Le lanceur rapide de Royal Challengers Bengaluru (RCB), Yash Dayal, a rompu le silence sur son absence lors de la saison 2026 de l’Indian Premier League (IPL), affirmant que sa mise à l’écart ne résultait pas d’une décision personnelle malgré les graves accusations criminelles qui pèsent contre lui.
Un soutien paradoxal de la part de la franchise
Bien que Dayal ne participe pas aux compétitions actuelles, la franchise RCB a choisi de maintenir son contrat, le conservant pour un montant de 5 crores de roupies (INR). Si l’équipe a décidé qu’il ne pouvait pas jouer dans les circonstances présentes, elle n’a pas cherché à le remplacer dans l’effectif.

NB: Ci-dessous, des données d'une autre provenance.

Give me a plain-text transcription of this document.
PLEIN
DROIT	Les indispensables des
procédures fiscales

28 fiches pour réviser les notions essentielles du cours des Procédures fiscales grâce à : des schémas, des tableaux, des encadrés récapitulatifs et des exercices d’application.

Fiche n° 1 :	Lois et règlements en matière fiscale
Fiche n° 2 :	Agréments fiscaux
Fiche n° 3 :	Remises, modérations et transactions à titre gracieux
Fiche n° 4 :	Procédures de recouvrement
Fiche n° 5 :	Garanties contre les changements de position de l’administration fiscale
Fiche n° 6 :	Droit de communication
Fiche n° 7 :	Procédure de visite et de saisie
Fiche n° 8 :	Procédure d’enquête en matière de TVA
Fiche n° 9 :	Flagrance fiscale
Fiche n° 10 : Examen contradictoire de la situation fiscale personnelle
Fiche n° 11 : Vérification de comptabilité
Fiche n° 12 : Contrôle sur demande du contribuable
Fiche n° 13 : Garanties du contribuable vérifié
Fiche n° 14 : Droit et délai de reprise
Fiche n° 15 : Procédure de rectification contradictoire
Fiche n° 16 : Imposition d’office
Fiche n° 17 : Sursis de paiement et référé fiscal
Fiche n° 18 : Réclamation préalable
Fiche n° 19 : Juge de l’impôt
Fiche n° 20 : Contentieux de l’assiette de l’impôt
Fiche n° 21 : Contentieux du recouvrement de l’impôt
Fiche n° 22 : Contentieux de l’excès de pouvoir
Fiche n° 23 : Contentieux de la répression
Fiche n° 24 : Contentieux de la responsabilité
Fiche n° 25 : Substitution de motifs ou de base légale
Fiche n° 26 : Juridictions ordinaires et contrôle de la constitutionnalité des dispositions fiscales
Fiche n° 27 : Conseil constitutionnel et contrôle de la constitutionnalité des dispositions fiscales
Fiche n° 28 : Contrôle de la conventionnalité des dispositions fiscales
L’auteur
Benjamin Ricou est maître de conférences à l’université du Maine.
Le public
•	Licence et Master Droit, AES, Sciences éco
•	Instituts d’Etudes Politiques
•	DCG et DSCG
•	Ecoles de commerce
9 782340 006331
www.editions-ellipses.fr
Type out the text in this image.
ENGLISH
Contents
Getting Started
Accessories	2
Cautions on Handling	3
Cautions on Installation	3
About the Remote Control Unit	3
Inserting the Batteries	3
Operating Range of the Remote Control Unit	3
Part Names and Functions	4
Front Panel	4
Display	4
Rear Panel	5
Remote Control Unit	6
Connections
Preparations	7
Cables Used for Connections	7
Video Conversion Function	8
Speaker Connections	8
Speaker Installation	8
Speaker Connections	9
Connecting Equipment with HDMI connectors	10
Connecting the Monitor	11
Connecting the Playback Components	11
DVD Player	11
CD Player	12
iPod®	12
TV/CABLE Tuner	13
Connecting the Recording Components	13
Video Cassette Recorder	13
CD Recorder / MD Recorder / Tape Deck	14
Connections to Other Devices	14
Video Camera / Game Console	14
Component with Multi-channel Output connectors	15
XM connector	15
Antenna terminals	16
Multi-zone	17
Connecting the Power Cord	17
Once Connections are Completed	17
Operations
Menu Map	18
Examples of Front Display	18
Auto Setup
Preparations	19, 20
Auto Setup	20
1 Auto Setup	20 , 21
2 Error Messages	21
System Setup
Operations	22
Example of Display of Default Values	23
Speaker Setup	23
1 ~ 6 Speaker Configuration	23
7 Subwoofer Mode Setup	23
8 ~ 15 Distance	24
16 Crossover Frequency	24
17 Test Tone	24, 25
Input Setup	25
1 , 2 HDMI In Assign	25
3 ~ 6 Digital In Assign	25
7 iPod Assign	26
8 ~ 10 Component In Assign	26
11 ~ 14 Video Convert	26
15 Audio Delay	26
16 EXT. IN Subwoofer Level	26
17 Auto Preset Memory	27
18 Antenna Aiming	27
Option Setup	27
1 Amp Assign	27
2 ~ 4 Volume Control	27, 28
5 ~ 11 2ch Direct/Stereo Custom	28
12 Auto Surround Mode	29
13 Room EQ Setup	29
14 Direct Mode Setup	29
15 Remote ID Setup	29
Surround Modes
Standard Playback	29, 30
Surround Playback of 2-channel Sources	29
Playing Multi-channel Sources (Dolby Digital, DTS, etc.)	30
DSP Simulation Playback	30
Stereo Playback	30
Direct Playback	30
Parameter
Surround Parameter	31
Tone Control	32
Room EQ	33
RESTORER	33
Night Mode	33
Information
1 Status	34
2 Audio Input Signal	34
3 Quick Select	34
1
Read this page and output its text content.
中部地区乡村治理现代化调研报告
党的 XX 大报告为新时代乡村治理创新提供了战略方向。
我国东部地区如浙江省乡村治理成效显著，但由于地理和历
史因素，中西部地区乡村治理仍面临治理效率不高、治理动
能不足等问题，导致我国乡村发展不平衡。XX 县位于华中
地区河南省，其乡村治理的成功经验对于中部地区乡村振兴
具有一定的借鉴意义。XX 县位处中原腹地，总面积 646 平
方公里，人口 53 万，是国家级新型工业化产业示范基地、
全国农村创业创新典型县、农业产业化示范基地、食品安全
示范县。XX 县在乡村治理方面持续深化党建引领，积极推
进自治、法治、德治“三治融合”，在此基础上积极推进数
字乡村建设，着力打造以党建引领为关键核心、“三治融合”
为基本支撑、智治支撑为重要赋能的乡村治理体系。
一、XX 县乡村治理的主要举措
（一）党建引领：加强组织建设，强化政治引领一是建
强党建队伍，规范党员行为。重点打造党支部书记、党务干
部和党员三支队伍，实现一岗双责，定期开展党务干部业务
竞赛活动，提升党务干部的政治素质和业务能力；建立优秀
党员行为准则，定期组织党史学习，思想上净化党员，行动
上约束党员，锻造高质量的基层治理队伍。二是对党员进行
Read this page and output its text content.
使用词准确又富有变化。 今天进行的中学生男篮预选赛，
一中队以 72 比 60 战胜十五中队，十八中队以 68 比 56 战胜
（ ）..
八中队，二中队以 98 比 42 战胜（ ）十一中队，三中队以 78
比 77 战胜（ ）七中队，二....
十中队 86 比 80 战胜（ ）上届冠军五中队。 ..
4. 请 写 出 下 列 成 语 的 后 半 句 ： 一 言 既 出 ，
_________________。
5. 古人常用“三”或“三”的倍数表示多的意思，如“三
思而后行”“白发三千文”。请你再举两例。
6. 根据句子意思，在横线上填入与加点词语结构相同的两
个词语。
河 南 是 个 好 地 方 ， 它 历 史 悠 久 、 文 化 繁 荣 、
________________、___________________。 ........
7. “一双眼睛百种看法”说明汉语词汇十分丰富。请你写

S’exprimant dans le podcast Talk with Manvendra, le joueur de 28 ans a interprété ce maintien comme un signe de confiance :
« Ils ne m’ont pas retiré de l’équipe et n’ont même pas annoncé de remplaçant car, peut-être, ils me considèrent toujours comme faisant partie du groupe. Ce n’était pas ma décision personnelle de renoncer à cette saison. L’affirmation peut devenir controversée, mais les décisions sont toujours prises par les autorités… Cela me manque beaucoup et j’ai le sentiment que je devrais être là. »
Yash Dayal, lanceur rapide
Le joueur a également précisé rester en contact régulier avec la direction, notamment avec Mo Bobat, le directeur du cricket, ainsi qu’avec Dinesh Karthik, mentor et entraîneur des batteurs.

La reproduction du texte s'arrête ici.